北海道北斗市で、とても珍しい生き物が発見された。子どもたちを幸せな気持ちにさせた、その生き物とは?

農業用ハウスで見つかったピンク色のバッタ

子どもたち:
すごいビックリしました!感動した

子どもたち:
お花にまぎれていたら、わからない

この記事の画像(9枚)

真剣なまなざしで見つめる子どもたち。その視線の先にいたのは、なんと足の先から触覚の先まで"ピンクのバッタ"。

北海道北斗市の農業用ハウスで、木村健太さんが雑草を抜いているときに発見した。

木村健太さん:
子どもたちが喜んだので、大勢の子にも見てもらいたいなと思って

ピンクのバッタは娘の美結さんが通う小学校に寄贈された。

上磯小学校 教師 中島僚太さん:
調べたら幸せを運ぶということだったので、5年1組で育てて幸せを勝ち取りたいです

色彩心理学でピンクは「幸せ」や「思いやり」などをイメージさせる色だ。
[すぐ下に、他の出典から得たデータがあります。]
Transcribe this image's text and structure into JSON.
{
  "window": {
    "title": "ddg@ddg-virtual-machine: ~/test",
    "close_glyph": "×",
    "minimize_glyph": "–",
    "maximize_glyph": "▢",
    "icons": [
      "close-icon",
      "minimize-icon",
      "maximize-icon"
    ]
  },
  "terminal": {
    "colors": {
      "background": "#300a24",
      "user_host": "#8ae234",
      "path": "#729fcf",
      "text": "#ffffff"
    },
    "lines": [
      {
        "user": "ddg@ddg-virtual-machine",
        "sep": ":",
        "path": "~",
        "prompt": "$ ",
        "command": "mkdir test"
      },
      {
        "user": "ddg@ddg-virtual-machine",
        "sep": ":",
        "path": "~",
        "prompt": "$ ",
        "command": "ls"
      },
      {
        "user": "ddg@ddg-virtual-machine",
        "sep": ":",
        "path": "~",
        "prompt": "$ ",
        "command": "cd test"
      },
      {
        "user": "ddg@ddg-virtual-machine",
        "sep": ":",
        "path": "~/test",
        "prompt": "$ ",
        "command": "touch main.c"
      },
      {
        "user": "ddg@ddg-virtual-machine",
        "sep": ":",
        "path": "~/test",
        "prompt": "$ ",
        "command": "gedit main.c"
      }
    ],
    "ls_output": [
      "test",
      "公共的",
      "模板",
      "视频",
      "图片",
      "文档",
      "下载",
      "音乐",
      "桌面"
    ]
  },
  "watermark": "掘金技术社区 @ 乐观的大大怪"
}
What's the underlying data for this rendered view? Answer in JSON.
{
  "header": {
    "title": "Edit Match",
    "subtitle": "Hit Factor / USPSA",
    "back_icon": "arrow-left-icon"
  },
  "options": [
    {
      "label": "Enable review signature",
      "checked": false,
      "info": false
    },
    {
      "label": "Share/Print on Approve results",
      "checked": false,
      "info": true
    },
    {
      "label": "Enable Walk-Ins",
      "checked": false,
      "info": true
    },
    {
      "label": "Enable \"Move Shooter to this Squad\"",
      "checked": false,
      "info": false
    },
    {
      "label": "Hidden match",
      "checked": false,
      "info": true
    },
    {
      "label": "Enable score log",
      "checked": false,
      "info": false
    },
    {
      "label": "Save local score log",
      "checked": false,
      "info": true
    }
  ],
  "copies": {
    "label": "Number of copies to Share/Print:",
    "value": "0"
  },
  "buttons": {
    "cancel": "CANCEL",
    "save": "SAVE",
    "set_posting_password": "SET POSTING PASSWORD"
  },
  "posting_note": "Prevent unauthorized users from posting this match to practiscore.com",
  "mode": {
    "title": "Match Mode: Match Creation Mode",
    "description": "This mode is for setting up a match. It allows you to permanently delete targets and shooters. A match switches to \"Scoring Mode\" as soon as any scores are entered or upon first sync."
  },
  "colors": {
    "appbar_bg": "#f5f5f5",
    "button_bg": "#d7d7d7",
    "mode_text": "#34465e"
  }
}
みんなは「ポン」という名前をつけた。

突然変異で…その正体は?

「ポン」は新種のバッタなのか、専門家に聞いてみると…。

北海道博物館 学芸部長 堀繁久さん:
ヒナバッタという種類です。基本的に茶色です。大きさは2センチぐらい

ヒナバッタは北海道でよく見られる茶色いバッタだ。「ポン」は新種ではなかった。それでは、なぜピンク色をしているのだろうか。

北海道博物館 学芸部長 堀繁久さん:
おそらく突然変異で、あの色が出たんだと思います。我々のように野外にしょっちゅう出ていると、1シーズンに1~2匹が目につくかなという感じですね

小学校に寄贈された3日後、「ポン」は捕まった場所に返されることになった。道徳の授業時間、クラスで「ポンを育てること」について話し合った結果だ。

子どもたち:
ポン、さよなら

子どもたち:
バイバイ

女子児童(小5):
ちょっと寂しかったけど、自然に返した方がいいんじゃないかって。幸せに生きてほしいです

今度は子どもたちが、ピンクのバッタ「ポン」の幸せを願う番だ。